HiveContext cannot be serialized

Haopu Wang Mon, 16 Feb 2015 04:28:26 -0800

When I'm investigating this issue (in the end of this email), I take a
look at HiveContext's code and find this change
(https://github.com/apache/spark/commit/64945f868443fbc59cb34b34c16d782d
da0fb63d#diff-ff50aea397a607b79df9bec6f2a841db):


 

-  @transient protected[hive] lazy val hiveconf = new
HiveConf(classOf[SessionState])

-  @transient protected[hive] lazy val sessionState = {

-    val ss = new SessionState(hiveconf)

-    setConf(hiveconf.getAllProperties)  // Have SQLConf pick up the
initial set of HiveConf.

-    ss

-  }

+  @transient protected[hive] lazy val (hiveconf, sessionState) =

+    Option(SessionState.get())

+      .orElse {

 

With the new change, Scala compiler always generate a Tuple2 field of
HiveContext as below:

 

    private Tuple2 x$3;

    private transient OutputStream outputBuffer;

    private transient HiveConf hiveconf;

    private transient SessionState sessionState;

    private transient HiveMetastoreCatalog catalog;

 

That "x$3" field's key is HiveConf object that cannot be serialized.
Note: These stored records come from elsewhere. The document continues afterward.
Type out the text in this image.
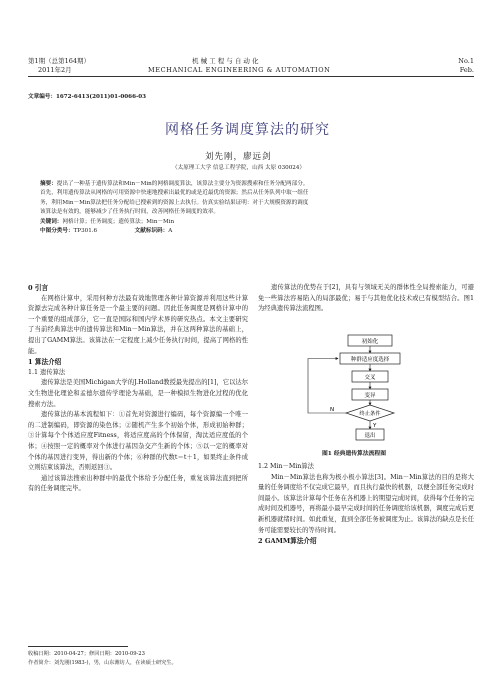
第1期（总第164期）
2011年2月
机 械 工 程 与 自 动 化
MECHANICAL ENGINEERING & AUTOMATION
No.1
Feb.
文章编号：1672-6413(2011)01-0066-03
网格任务调度算法的研究
刘先刚，廖远剑
（太原理工大学 信息工程学院，山西 太原 030024）
摘要：提出了一种基于遗传算法和Min－Min的网格调度算法，该算法主要分为资源搜索和任务分配两部分。
首先，利用遗传算法从网格的可用资源中快速地搜索出最优的或是近最优的资源；然后从任务队列中取一组任
务，利用Min－Min算法把任务分配给已搜索到的资源上去执行。仿真实验结果证明：对于大规模资源的调度
该算法是有效的，能够减少了任务执行时间，改善网格任务调度的效率。
关键词：网格计算；任务调度；遗传算法；Min－Min
中图分类号：TP301.6	文献标识码：A
0 引言
在网格计算中，采用何种方法最有效地管理各种计算资源并利用这些计算资源去完成各种计算任务是一个最主要的问题。因此任务调度是网格计算中的一个重要的组成部分，它一直是国际和国内学术界的研究热点。本文主要研究了当前经典算法中的遗传算法和Min－Min算法，并在这两种算法的基础上，提出了GAMM算法。该算法在一定程度上减少任务执行时间，提高了网格的性能。
1 算法介绍
1.1 遗传算法
遗传算法是美国Michigan大学的J.Holland教授最先提出的[1]，它以达尔文生物进化理论和孟德尔遗传学理论为基础，是一种模拟生物进化过程的优化搜索方法。
遗传算法的基本流程如下：①首先对资源进行编码，每个资源编一个唯一的二进制编码，即资源的染色体；②随机产生多个初始个体，形成初始种群；③计算每个个体适应度Fitness，将适应度高的个体保留，淘汰适应度低的个体；④按照一定的概率对个体进行基因杂交产生新的个体；⑤以一定的概率对个体的基因进行变异，得出新的个体；⑥种群的代数t＝t＋1，如果终止条件成立则结束该算法，否则返回③。
通过该算法搜索出种群中的最优个体给予分配任务，重复该算法直到把所有的任务调度完毕。
收稿日期：2010-04-27；修回日期：2010-09-23
作者简介：刘先刚(1983-)，男，山东潍坊人，在读硕士研究生。
遗传算法的优势在于[2]，具有与领域无关的群体性全局搜索能力，可避免一些算法容易陷入的局部最优；易于与其他优化技术或已有模型结合。图1为经典遗传算法流程图。
初始化
种群适应度选择
交叉
变异
终止条件
N
Y
退出
图1 经典遗传算法流程图
1.2 Min－Min算法
Min－Min算法也称为极小极小算法[3]。Min－Min算法的目的是将大量的任务调度给不仅完成它最早，而且执行最快的机器，以便全部任务完成时间最小。该算法计算每个任务在各机器上的期望完成时间，获得每个任务的完成时间及机器号，再将最小最早完成时间的任务调度给该机器，调度完成后更新机器就绪时间。如此重复，直到全部任务被调度为止。该算法的缺点是长任务可能需要较长的等待时间。
2 GAMM算法介绍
So
can you suggest how to resolve this issue? Thank you very much!

 

================================

 

I have a streaming application which registered temp table on a
HiveContext for each batch duration.

The application runs well in Spark 1.1.0. But I get below error from
1.1.1.

Do you have any suggestions to resolve it? Thank you!

 

java.io.NotSerializableException: org.apache.hadoop.hive.conf.HiveConf

    - field (class "scala.Tuple2", name: "_1", type: "class
java.lang.Object")

    - object (class "scala.Tuple2", (Configuration: core-default.xml,
core-site.xml, mapred-default.xml, mapred-site.xml, yarn-default.xml,
yarn-site.xml, hdfs-default.xml, hdfs-site.xml,
org.apache.hadoop.hive.conf.LoopingByteArrayInputStream@2158ce23,org.apa
che.hadoop.hive.ql.session.SessionState@49b6eef9))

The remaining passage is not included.